Additionally, charging stations installed at an employee’s home are not covered under the current exemption rules.

Remote Work Tools and Equipment

With flexible work still common across many sectors, employers may provide equipment such as laptops, phones, or tablets to support productivity at home.

As long as these items are primarily used for work, FBT generally does not apply.

This is particularly advantageous for small businesses with a turnover under $50 million, who can supply multiple similar work-related tools within a single FBT year without incurring tax.

Should there be significant private use of the equipment, however, employers must be prepared to assess and report that portion for FBT purposes.

Understanding Employee vs Contractor Obligations

FBT obligations are closely tied to whether a benefit is given to an employee, as opposed to a contractor.

While benefits to employees are typically subject to FBT, those provided to genuine independent contractors are not.

The challenge lies in correctly classifying the working relationship. The ATO’s 2023 ruling, TR 2023/4, reinforces that written contracts will be central to how employment relationships are interpreted for tax purposes.

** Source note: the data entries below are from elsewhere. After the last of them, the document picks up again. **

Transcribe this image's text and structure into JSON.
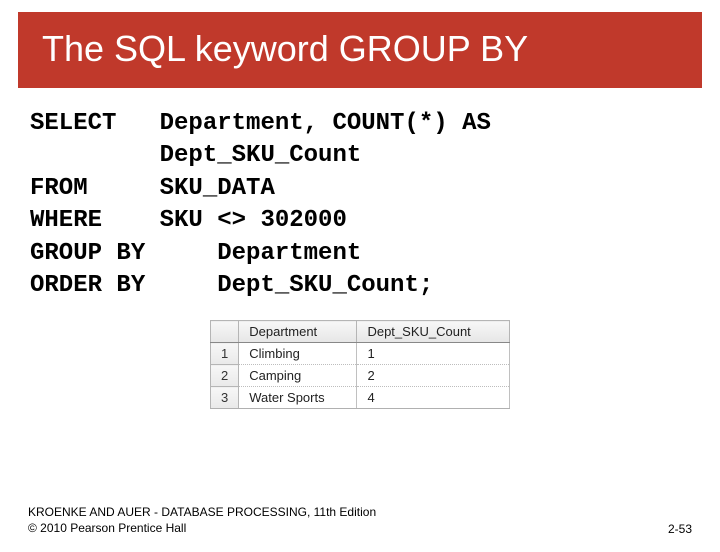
{
  "title": "The SQL keyword GROUP BY",
  "sql": {
    "line1": "SELECT   Department, COUNT(*) AS",
    "line2": "         Dept_SKU_Count",
    "line3": "FROM     SKU_DATA",
    "line4": "WHERE    SKU <> 302000",
    "line5": "GROUP BY     Department",
    "line6": "ORDER BY     Dept_SKU_Count;"
  },
  "result": {
    "headers": {
      "col1": "Department",
      "col2": "Dept_SKU_Count"
    },
    "rows": [
      {
        "n": "1",
        "dept": "Climbing",
        "cnt": "1"
      },
      {
        "n": "2",
        "dept": "Camping",
        "cnt": "2"
      },
      {
        "n": "3",
        "dept": "Water Sports",
        "cnt": "4"
      }
    ]
  },
  "footer": {
    "book": "KROENKE AND AUER - DATABASE PROCESSING, 11th Edition",
    "copyright": "© 2010 Pearson Prentice Hall",
    "page": "2-53"
  },
  "chart_data": {
    "type": "table",
    "title": "GROUP BY result",
    "columns": [
      "Department",
      "Dept_SKU_Count"
    ],
    "rows": [
      [
        "Climbing",
        1
      ],
      [
        "Camping",
        2
      ],
      [
        "Water Sports",
        4
      ]
    ]
  }
}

Employers must ensure that contractual terms align with the actual day-to-day working arrangements.

If there is a mismatch or lack of clarity, the ATO may determine that a worker is in fact, an employee, with corresponding obligations including FBT, superannuation, and payroll tax.

Streamlining FBT Record-Keeping

From 1 July 2024, employers can choose between existing FBT record-keeping methods or use business records that meet specified criteria to fulfil their reporting requirements. This aims to simplify the administrative load for employers, especially small to medium businesses.

One practical approach that remains relevant is encouraging staff with employer-provided vehicles to take a photo of their odometer on both 31 March and 1 April. Sending this to a central inbox provides a simple audit trail that supports accurate record-keeping for FBT declarations.

Risk Areas to Be Aware Of

Entertainment expenses remain a closely watched category for FBT compliance. The ATO often compares FBT disclosures with income tax deductions claimed for meals, functions, or gifts. Using different calculation methods—such as the actual method or the 50/50 method—can lead to vastly different FBT liabilities.

Employers must be consistent in both their tax filings and FBT lodgements to avoid scrutiny. Another area of concern involves employee contributions.

Employers often reduce their FBT exposure by applying after-tax contributions from employees. These contributions are sometimes processed as journal entries in accounting software.

However, without proper documentation, such entries may not stand up to ATO review. To ensure compliance, businesses must retain clear records that link these contributions to both FBT reporting and income tax filings.